Usted dijo que el agua precisa "una revolución ética y cultural". ¿El programa AGUA está en esa línea de trabajo?

    El Programa AGUA es, ante todo, una herramienta para la comunicación, para que lleguen a todos los ciudadanos las razones, la necesidad y la oportunidad de la reforma emprendida en la política del agua; para acabar con los tópicos y el desconocimiento de muchas cuestiones asociadas al agua, que permiten la vigencia de un enfoque demagógico por parte del PP.

Ha hecho pública su intención de incluir nuevos impuestos ecológicos.

    El PSOE anunció en su programa que la reforma fiscal incluiría, además de una mayor exigencia de equidad y de sencillez, una cierta reorientación de la fiscalidad con criterios ambientales, para favorecer tecnologías menos contaminantes y más eficientes en el consumo de recursos naturales. Así lo han hecho, hace ya muchos años, otros países europeos, y el Gobierno ha comenzado ya a reflexionar sobre dicha reforma.

¿En cuánto evalúa los costes del Protocolo de Kioto y qué grado de cumplimiento se podía dar de él en esta legislatura?

    El Plan Nacional de Asignación de Derechos de Emisión, ya aprobado, le costará, como máximo, al conjunto de las empresas de los sectores implicados, unos 83 millones de euros anuales, es decir, apenas el 0,015 por ciento del valor añadido de este conjunto de empresas.

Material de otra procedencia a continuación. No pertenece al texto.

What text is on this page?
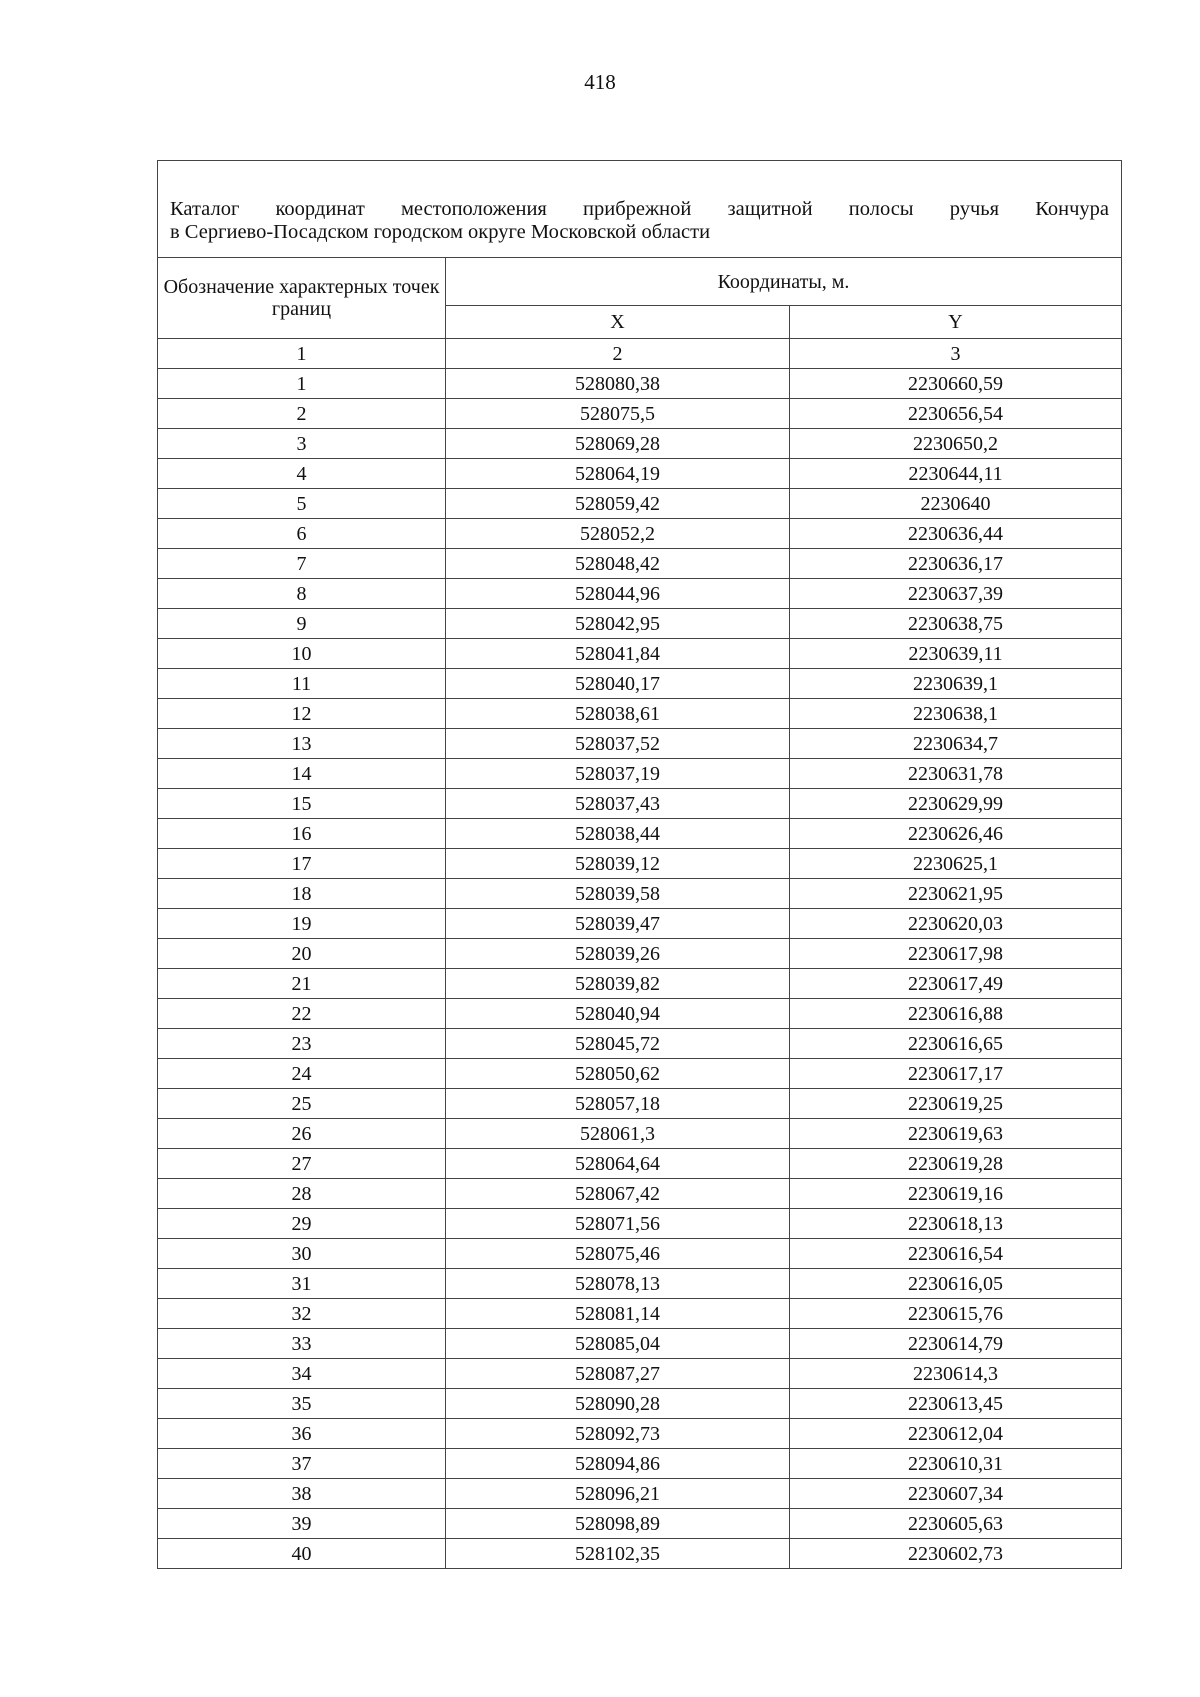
418
Каталог координат местоположения прибрежной защитной полосы ручья Кончура
в Сергиево-Посадском городском округе Московской области		

Обозначение характерных точек границ	Координаты, м.	
	X	Y
1	2	3
1	528080,38	2230660,59
2	528075,5	2230656,54
3	528069,28	2230650,2
4	528064,19	2230644,11
5	528059,42	2230640
6	528052,2	2230636,44
7	528048,42	2230636,17
8	528044,96	2230637,39
9	528042,95	2230638,75
10	528041,84	2230639,11
11	528040,17	2230639,1
12	528038,61	2230638,1
13	528037,52	2230634,7
14	528037,19	2230631,78
15	528037,43	2230629,99
16	528038,44	2230626,46
17	528039,12	2230625,1
18	528039,58	2230621,95
19	528039,47	2230620,03
20	528039,26	2230617,98
21	528039,82	2230617,49
22	528040,94	2230616,88
23	528045,72	2230616,65
24	528050,62	2230617,17
25	528057,18	2230619,25
26	528061,3	2230619,63
27	528064,64	2230619,28
28	528067,42	2230619,16
29	528071,56	2230618,13
30	528075,46	2230616,54
31	528078,13	2230616,05
32	528081,14	2230615,76
33	528085,04	2230614,79
34	528087,27	2230614,3
35	528090,28	2230613,45
36	528092,73	2230612,04
37	528094,86	2230610,31
38	528096,21	2230607,34
39	528098,89	2230605,63
40	528102,35	2230602,73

Un coste ridículo si se compara con lo que nos está costando la creciente dependencia del petróleo: durante los últimos 12 meses, la subida del precio del crudo ha supuesto una factura adicional para España de más de 6 mil millones de euros. Luego, en realidad, lo que hay que valorar es el beneficio, incluso económico, que se derivará para España a medio-largo plazo si hacemos un uso más eficiente de la energía y desarrollamos mucho más el uso de energías limpias, muy abundantes en España (sol, viento, biomasa, biocarburantes), disponibles a un coste cada vez menor.